The connection to the royal family was prominent everywhere I went in Scotland. Medieval Glamis Castle is famous as an inspiration for Shakespeare’s Macbeth, as the birthplace of the queen’s sister, Princess Margaret, and for the gala dinners available to groups. Castle tours are appropriately “spooky,” with plenty of ghost stories.
Royal traditions in Scotland go beyond the Windsors. Stirling Castle, site of key battles led by William Wallace of Braveheart fame, is an essential. Most buildings on the castle grounds date to the 1500s and are available for after-hours themed events with the ubiquitous bagpiper to welcome up to 300 guests.

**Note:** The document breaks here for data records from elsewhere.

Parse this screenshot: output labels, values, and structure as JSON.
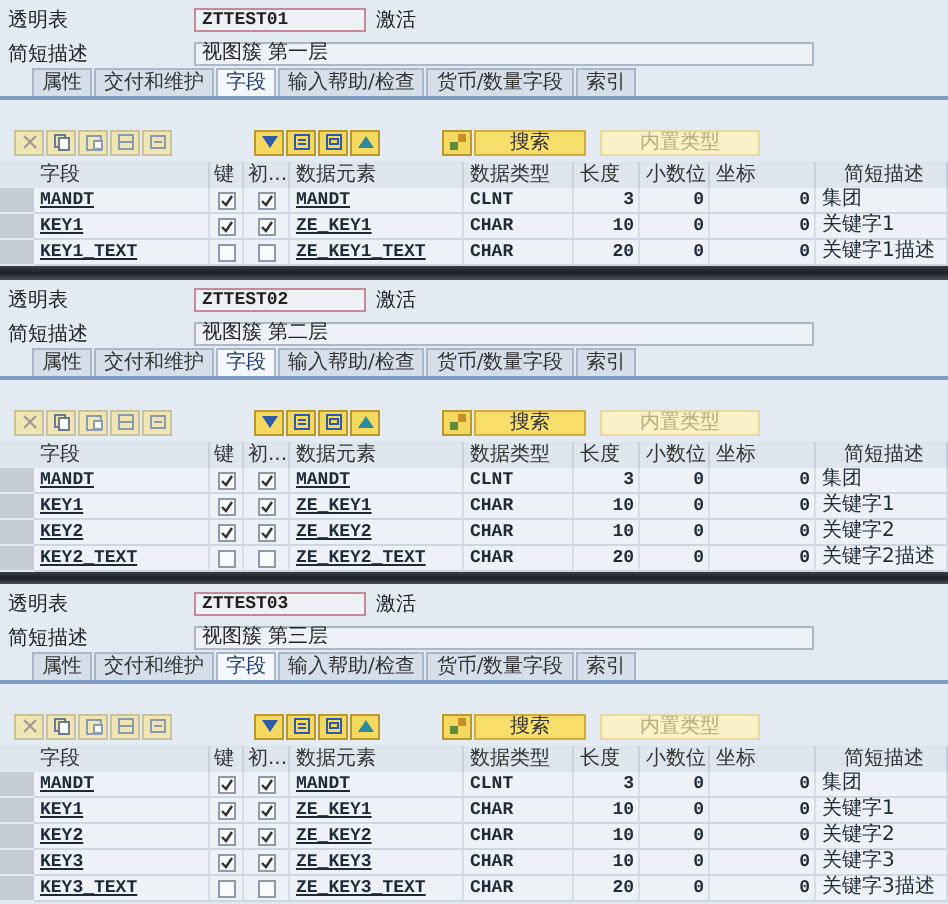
{
  "panels": [
    {
      "table_label": "透明表",
      "table_name": "ZTTEST01",
      "status": "激活",
      "desc_label": "简短描述",
      "description": "视图簇 第一层",
      "tabs": [
        {
          "label": "属性",
          "selected": false
        },
        {
          "label": "交付和维护",
          "selected": false
        },
        {
          "label": "字段",
          "selected": true
        },
        {
          "label": "输入帮助/检查",
          "selected": false
        },
        {
          "label": "货币/数量字段",
          "selected": false
        },
        {
          "label": "索引",
          "selected": false
        }
      ],
      "search_button": {
        "label": "搜索",
        "disabled": false
      },
      "builtin_type_button": {
        "label": "内置类型",
        "disabled": true
      },
      "columns": [
        "字段",
        "键",
        "初...",
        "数据元素",
        "数据类型",
        "长度",
        "小数位",
        "坐标",
        "简短描述"
      ],
      "rows": [
        {
          "field": "MANDT",
          "key": true,
          "initial": true,
          "data_element": "MANDT",
          "data_type": "CLNT",
          "length": "3",
          "decimals": "0",
          "coordinate": "0",
          "short_desc": "集团"
        },
        {
          "field": "KEY1",
          "key": true,
          "initial": true,
          "data_element": "ZE_KEY1",
          "data_type": "CHAR",
          "length": "10",
          "decimals": "0",
          "coordinate": "0",
          "short_desc": "关键字1"
        },
        {
          "field": "KEY1_TEXT",
          "key": false,
          "initial": false,
          "data_element": "ZE_KEY1_TEXT",
          "data_type": "CHAR",
          "length": "20",
          "decimals": "0",
          "coordinate": "0",
          "short_desc": "关键字1描述"
        }
      ]
    },
    {
      "table_label": "透明表",
      "table_name": "ZTTEST02",
      "status": "激活",
      "desc_label": "简短描述",
      "description": "视图簇 第二层",
      "tabs": [
        {
          "label": "属性",
          "selected": false
        },
        {
          "label": "交付和维护",
          "selected": false
        },
        {
          "label": "字段",
          "selected": true
        },
        {
          "label": "输入帮助/检查",
          "selected": false
        },
        {
          "label": "货币/数量字段",
          "selected": false
        },
        {
          "label": "索引",
          "selected": false
        }
      ],
      "search_button": {
        "label": "搜索",
        "disabled": false
      },
      "builtin_type_button": {
        "label": "内置类型",
        "disabled": true
      },
      "columns": [
        "字段",
        "键",
        "初...",
        "数据元素",
        "数据类型",
        "长度",
        "小数位",
        "坐标",
        "简短描述"
      ],
      "rows": [
        {
          "field": "MANDT",
          "key": true,
          "initial": true,
          "data_element": "MANDT",
          "data_type": "CLNT",
          "length": "3",
          "decimals": "0",
          "coordinate": "0",
          "short_desc": "集团"
        },
        {
          "field": "KEY1",
          "key": true,
          "initial": true,
          "data_element": "ZE_KEY1",
          "data_type": "CHAR",
          "length": "10",
          "decimals": "0",
          "coordinate": "0",
          "short_desc": "关键字1"
        },
        {
          "field": "KEY2",
          "key": true,
          "initial": true,
          "data_element": "ZE_KEY2",
          "data_type": "CHAR",
          "length": "10",
          "decimals": "0",
          "coordinate": "0",
          "short_desc": "关键字2"
        },
        {
          "field": "KEY2_TEXT",
          "key": false,
          "initial": false,
          "data_element": "ZE_KEY2_TEXT",
          "data_type": "CHAR",
          "length": "20",
          "decimals": "0",
          "coordinate": "0",
          "short_desc": "关键字2描述"
        }
      ]
    },
    {
      "table_label": "透明表",
      "table_name": "ZTTEST03",
      "status": "激活",
      "desc_label": "简短描述",
      "description": "视图簇 第三层",
      "tabs": [
        {
          "label": "属性",
          "selected": false
        },
        {
          "label": "交付和维护",
          "selected": false
        },
        {
          "label": "字段",
          "selected": true
        },
        {
          "label": "输入帮助/检查",
          "selected": false
        },
        {
          "label": "货币/数量字段",
          "selected": false
        },
        {
          "label": "索引",
          "selected": false
        }
      ],
      "search_button": {
        "label": "搜索",
        "disabled": false
      },
      "builtin_type_button": {
        "label": "内置类型",
        "disabled": true
      },
      "columns": [
        "字段",
        "键",
        "初...",
        "数据元素",
        "数据类型",
        "长度",
        "小数位",
        "坐标",
        "简短描述"
      ],
      "rows": [
        {
          "field": "MANDT",
          "key": true,
          "initial": true,
          "data_element": "MANDT",
          "data_type": "CLNT",
          "length": "3",
          "decimals": "0",
          "coordinate": "0",
          "short_desc": "集团"
        },
        {
          "field": "KEY1",
          "key": true,
          "initial": true,
          "data_element": "ZE_KEY1",
          "data_type": "CHAR",
          "length": "10",
          "decimals": "0",
          "coordinate": "0",
          "short_desc": "关键字1"
        },
        {
          "field": "KEY2",
          "key": true,
          "initial": true,
          "data_element": "ZE_KEY2",
          "data_type": "CHAR",
          "length": "10",
          "decimals": "0",
          "coordinate": "0",
          "short_desc": "关键字2"
        },
        {
          "field": "KEY3",
          "key": true,
          "initial": true,
          "data_element": "ZE_KEY3",
          "data_type": "CHAR",
          "length": "10",
          "decimals": "0",
          "coordinate": "0",
          "short_desc": "关键字3"
        },
        {
          "field": "KEY3_TEXT",
          "key": false,
          "initial": false,
          "data_element": "ZE_KEY3_TEXT",
          "data_type": "CHAR",
          "length": "20",
          "decimals": "0",
          "coordinate": "0",
          "short_desc": "关键字3描述"
        }
      ]
    }
  ]
}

Many historic properties throughout Scotland offer activities that have been popular with royals since ancient times. At five-star Gleneagles Hotel, located on 850 acres of beautiful countryside, groups can partake in golf, shooting, horseback riding, and falconry.
There are plenty of more modern activities for groups to enjoy in Scotland. A visit to the vaults of the Scotch Malt Whisky Society is available for groups from eight- to 70 attendees for three-course to five-course meals and whiskey tasting.
The Balmoral, a luxury hotel in the heart of Edinburgh, offers spectacular views of the historic parts of the city. A major refurbishment recently upgraded all guest rooms, as well as the hotel’s conference and banqueting spaces. The hotel has 10 conferencing suites and can accommodate receptions of up to 450 people.
Scots are proud of their royal traditions, and groups have plenty of opportunities to try their hands at all the caber-tossing, haggis-eating, and golf-loving delights they desire. For visitors who prefer a more relaxing indulgence, One Spa at Edinburgh’s Sheraton Grand Hotel offers a series of “hands off” thermal treats, including a rooftop hydropool to ease any aches and pains from your royal treatment.